I’m running into more and more people who played RTS games back during the early days of Blizzard and are just shaking their heads at the junk going around today. Back during the Kali days, no one would be taking the game so seriously. I wish Shlonglor still had his game site so he could make fun of these people (the reason why he doesn’t is because he works at Blizzard now, alas). But I know for sure that the people back then would not be acting in the entitlement manner these ‘hardcore’ are today.
People complain about the lack of micro. Let me tell you about how Warcraft 2 removed the micro ability from the archers in Warcraft 1. In Warcraft 1, the archers could continue moving around shooting at the orcs. In Warcraft 2, they stopped and then shot. This was horrible to Warcraft 1 players! But yet Warcraft 2 put Blizzard on the map. I thought Starcraft was a decline over Warcraft 2 due to the lack of ‘boats’ and islands (and the interesting gameplay which it caused). I was concerned that Warcraft 3 was going to ruin the Warcraft franchise because of how much they changed in the storyline and how significantly different the game was to Starcraft. I thought World of Warcraft was going to be a bad joke. If there are two game companies people should never underestimate, the first would be Nintendo and the second would be Blizzard.
Someone point to me the failed games that Blizzard has published. There are none. All of them have been blockbuster hits. This doesn’t mean Starcraft 2 will follow the same way. However, probability points that it will.
But most of all, I am saddened that gamers do not exercise critical thinking anymore. What they do, instead, is surrender all their thinking to message forums such as Team Liquid and point to a ‘consensus’ as a “conclusion”. Message forums are breeding grounds for errors and lunacy. In the past few days, I have seen their rapid complaining be imitated by those on the Bnet message forums. These people outside did not reach this conclusion independently. They are just mindless herd followers. They even copy and post posts from Team Liquid into the general Blizzard forums. Why do they do this? I don’t know. And I bet they don’t know either.

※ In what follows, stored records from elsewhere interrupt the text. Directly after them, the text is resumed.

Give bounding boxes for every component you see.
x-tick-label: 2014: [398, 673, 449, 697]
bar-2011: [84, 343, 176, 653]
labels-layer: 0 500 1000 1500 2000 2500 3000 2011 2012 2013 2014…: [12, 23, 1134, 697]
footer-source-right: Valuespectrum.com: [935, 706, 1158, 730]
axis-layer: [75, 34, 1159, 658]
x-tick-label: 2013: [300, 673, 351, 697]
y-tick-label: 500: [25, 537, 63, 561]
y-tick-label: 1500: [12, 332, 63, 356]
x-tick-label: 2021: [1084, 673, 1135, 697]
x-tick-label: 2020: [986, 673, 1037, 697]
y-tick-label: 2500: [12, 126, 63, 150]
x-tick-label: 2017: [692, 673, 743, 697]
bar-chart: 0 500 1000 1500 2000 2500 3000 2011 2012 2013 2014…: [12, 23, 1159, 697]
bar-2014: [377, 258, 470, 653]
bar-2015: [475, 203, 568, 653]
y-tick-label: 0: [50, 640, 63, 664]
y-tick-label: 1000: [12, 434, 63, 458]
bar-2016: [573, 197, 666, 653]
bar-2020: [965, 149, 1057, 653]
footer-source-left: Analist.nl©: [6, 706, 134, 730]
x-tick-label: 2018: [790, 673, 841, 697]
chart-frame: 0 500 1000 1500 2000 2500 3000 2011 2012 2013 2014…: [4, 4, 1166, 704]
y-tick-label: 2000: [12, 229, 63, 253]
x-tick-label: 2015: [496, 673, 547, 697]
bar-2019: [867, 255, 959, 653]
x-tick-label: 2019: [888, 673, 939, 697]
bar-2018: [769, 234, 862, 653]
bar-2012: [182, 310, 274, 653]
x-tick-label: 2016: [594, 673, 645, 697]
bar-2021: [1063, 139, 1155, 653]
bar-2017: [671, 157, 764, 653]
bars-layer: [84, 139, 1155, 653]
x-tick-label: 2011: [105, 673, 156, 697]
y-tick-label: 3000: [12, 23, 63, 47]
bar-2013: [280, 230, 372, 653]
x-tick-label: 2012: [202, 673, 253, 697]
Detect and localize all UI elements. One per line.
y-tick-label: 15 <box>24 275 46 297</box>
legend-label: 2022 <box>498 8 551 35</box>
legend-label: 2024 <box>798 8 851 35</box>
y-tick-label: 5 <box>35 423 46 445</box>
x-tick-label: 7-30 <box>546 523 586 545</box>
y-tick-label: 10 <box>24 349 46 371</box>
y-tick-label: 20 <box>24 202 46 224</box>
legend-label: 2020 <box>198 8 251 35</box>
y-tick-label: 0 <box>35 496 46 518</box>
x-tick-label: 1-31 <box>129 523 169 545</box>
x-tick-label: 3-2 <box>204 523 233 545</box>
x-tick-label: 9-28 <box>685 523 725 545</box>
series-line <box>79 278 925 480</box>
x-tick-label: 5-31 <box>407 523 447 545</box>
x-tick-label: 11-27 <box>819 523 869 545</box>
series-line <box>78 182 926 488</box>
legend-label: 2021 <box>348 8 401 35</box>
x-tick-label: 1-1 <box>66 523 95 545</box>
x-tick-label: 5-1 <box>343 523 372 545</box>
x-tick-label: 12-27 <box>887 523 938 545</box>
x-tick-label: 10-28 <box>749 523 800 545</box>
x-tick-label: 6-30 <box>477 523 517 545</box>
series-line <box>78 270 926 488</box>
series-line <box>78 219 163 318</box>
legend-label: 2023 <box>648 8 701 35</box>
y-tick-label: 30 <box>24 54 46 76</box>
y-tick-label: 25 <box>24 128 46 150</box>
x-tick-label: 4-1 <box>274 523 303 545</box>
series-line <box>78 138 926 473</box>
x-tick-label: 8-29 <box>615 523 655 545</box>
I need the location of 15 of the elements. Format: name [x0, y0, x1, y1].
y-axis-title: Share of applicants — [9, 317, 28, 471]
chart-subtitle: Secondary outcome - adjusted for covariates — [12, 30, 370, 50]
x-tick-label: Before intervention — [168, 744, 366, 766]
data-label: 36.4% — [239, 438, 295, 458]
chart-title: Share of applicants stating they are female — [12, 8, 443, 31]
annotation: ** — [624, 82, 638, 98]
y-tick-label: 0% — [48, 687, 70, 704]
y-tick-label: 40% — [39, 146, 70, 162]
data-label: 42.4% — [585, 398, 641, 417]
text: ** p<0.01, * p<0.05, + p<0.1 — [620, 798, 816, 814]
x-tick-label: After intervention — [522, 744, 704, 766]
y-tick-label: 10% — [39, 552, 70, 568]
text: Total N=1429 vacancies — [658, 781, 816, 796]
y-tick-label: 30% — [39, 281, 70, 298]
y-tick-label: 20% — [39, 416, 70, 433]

I wish players like yourself would come to your own conclusion based on your own critical thinking. Why let message forums decide your thinking on matters? If you do this, the next thing you know you will be spouting Korean lingo during your Starcraft games and consider it ‘rude’ when other players do not respond back with more Korean lingo.
The Starcraft 1 hardcore has a choice. It can either…
A) Realize that their hardcore ways were nothing more than exercises of vanity and feel-good illusions.
or…
B) Resist the fact that time has passed them by. They will huddle together, pretending it is the twentieth century, playing Brood War like an isolated primitive tribe when the rest of the world has entered the modern age.
I think the complaints, which one must admit are all over the place and even complaining about issues long under the bridge (like LAN) are merely symptoms. The main cause of their distemper is that the Starcraft 1 hardcore ways are no more and were never quite real. The lake is getting larger and the big fish are realizing they were small all along.
Good riddance, I say. I welcome the destruction of the Starcraft 1 hardcore and their condescending and arrogant ways.